0

I have this code, it reads a csv file for the 2 first columns and appends a list from each row.

            with open(self.selected_file[0], 'rb') as csv_file:
                itemids = []
                csv_reader = csv.reader(csv_file, delimiter=',', quotechar="\"")
                for row in csv_reader:
                    itemids.append([row[0], row[1]])

I have a database that already contains 2 tables, each for every item respectively. I wish to check every row of the csv file (which are pairs of strings). If both strings are unique to their respective table (meaning row[0] is unique to the first item table in my db, and row[1] unique to my second item table), then add those values to their respective tables. I tried the following:

        for item in itemids:
            first_itemids = db_cursor.execute('''SELECT itemid FROM items_one''').fetchall()
            second_itemds = db_cursor.execute('''SELECT itemid from items_two''').fetchall()
            try:
                if not item[0] in first_itemids and not item[1] in second_itemids:
                    db_cursor.execute('''INSERT INTO items_one(itemid) VALUES (?)''', (item[0], ))
                    db_cursor.execute('''INSERT INTO items_two(itemid) VALUES (?)''', (item[1], ))
                    db_conn.commit()

However this check if not item[0] in first_itemids and not item[1] in second_itemids always evaluates to true, so duplicate non unique items are being added. I also tried the other way around if item[0] in first_itemids or item[1] in second_itemids: pass but that also failed

Note: These aren't my actual variable names, I don't know if same column names in different tables under the same DB can cause problems, but mines don't anyway - I just changed it for the sake of readability.

Edit:

I also tried checking each csv row before appending it to my item list like so:

            with open(self.selected_file[0], 'rb') as csv_file:
                itemids = []
                csv_reader = csv.reader(csv_file, delimiter=',', quotechar="\"")
                first_itemids = db_cursor.execute('''SELECT itemid FROM items_one''').fetchall()
                second_itemids = db_cursor.execute('''SELECT itemid from items_two''').fetchall()
                for row in csv_reader:
                    if row[0] not in first_itemds and row[1] not in second_itemids:
                        itemids.append([row[0], row[1]])
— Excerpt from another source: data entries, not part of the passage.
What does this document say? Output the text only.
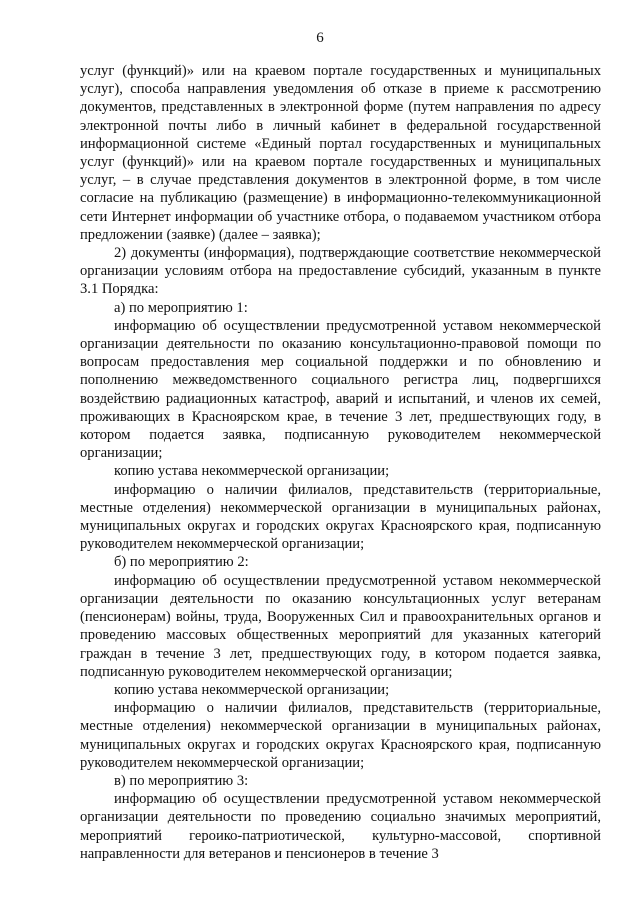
6

услуг (функций)» или на краевом портале государственных и муниципальных услуг), способа направления уведомления об отказе в приеме к рассмотрению документов, представленных в электронной форме (путем направления по адресу электронной почты либо в личный кабинет в федеральной государственной информационной системе «Единый портал государственных и муниципальных услуг (функций)» или на краевом портале государственных и муниципальных услуг, – в случае представления документов в электронной форме, в том числе согласие на публикацию (размещение) в информационно-телекоммуникационной сети Интернет информации об участнике отбора, о подаваемом участником отбора предложении (заявке) (далее – заявка);

2) документы (информация), подтверждающие соответствие некоммерческой организации условиям отбора на предоставление субсидий, указанным в пункте 3.1 Порядка:

а) по мероприятию 1:

информацию об осуществлении предусмотренной уставом некоммерческой организации деятельности по оказанию консультационно-правовой помощи по вопросам предоставления мер социальной поддержки и по обновлению и пополнению межведомственного социального регистра лиц, подвергшихся воздействию радиационных катастроф, аварий и испытаний, и членов их семей, проживающих в Красноярском крае, в течение 3 лет, предшествующих году, в котором подается заявка, подписанную руководителем некоммерческой организации;

копию устава некоммерческой организации;

информацию о наличии филиалов, представительств (территориальные, местные отделения) некоммерческой организации в муниципальных районах, муниципальных округах и городских округах Красноярского края, подписанную руководителем некоммерческой организации;

б) по мероприятию 2:

информацию об осуществлении предусмотренной уставом некоммерческой организации деятельности по оказанию консультационных услуг ветеранам (пенсионерам) войны, труда, Вооруженных Сил и правоохранительных органов и проведению массовых общественных мероприятий для указанных категорий граждан в течение 3 лет, предшествующих году, в котором подается заявка, подписанную руководителем некоммерческой организации;

копию устава некоммерческой организации;

информацию о наличии филиалов, представительств (территориальные, местные отделения) некоммерческой организации в муниципальных районах, муниципальных округах и городских округах Красноярского края, подписанную руководителем некоммерческой организации;

в) по мероприятию 3:

информацию об осуществлении предусмотренной уставом некоммерческой организации деятельности по проведению социально значимых мероприятий, мероприятий героико-патриотической, культурно-массовой, спортивной направленности для ветеранов и пенсионеров в течение 3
And then just insert the lists' value to the DB. No good as well

  • Seems that you call the same SELECT queries for each item in the csv file. I would suggest doing the selects before the for loop. – swbandit Feb 27 '17 at 03:19
  • Is it possible that you have the item in one table but not the other? This could possibly cause duplicate entries. I would also make sure that the values are really exact. A blank space can make the values different. – swbandit Feb 27 '17 at 03:21
  • You're correct - I do call the same SELECT query for each item. This way you can check if there was a duplicate item in the csv file. As for your other question, I check using DB browser - I have both items when trying to run the code. – gal almighty Feb 27 '17 at 03:24

2 Answers2

0

You could use an "upsert" to put unique items in each table:

for item in itemids:
    db_cursor.execute('INSERT INTO items_one(itemid) VALUES (?) WHERE (SELECT changes()=0) AND NOT EXISTS (SELECT itemid FROM items_two WHERE itemid = ?)', (item[0], item[1]))
    db_cursor.execute('INSERT INTO items_two(itemid) VALUES (?) WHERE (SELECT changes()=0)', (item[1],))
    db_conn.commit()

But this will not fail if the other item is in the other table.

This is taken from another question on upsert in SQLite.

You should also be able to extend each query to check if the item is unique in the other table:

db_cursor.execute('''
    INSERT INTO items_one(itemid)
    VALUES (?)
    WHERE (SELECT changes()=0)
        AND NOT EXISTS (
            SELECT itemid FROM items_two
            WHERE itemid = ?
        )
''', (item[0], item[1]))
MattMS
  • 1,106
  • 1
  • 16
  • 32
0

I figured this out... I was comparing item[0] and item[1] which were strings to tuples of unicode, even though I thought python was capable of performing this check.

I changed my if clause to

if not (item[0],) in first_itemids and not (item[1],) in second_itemids: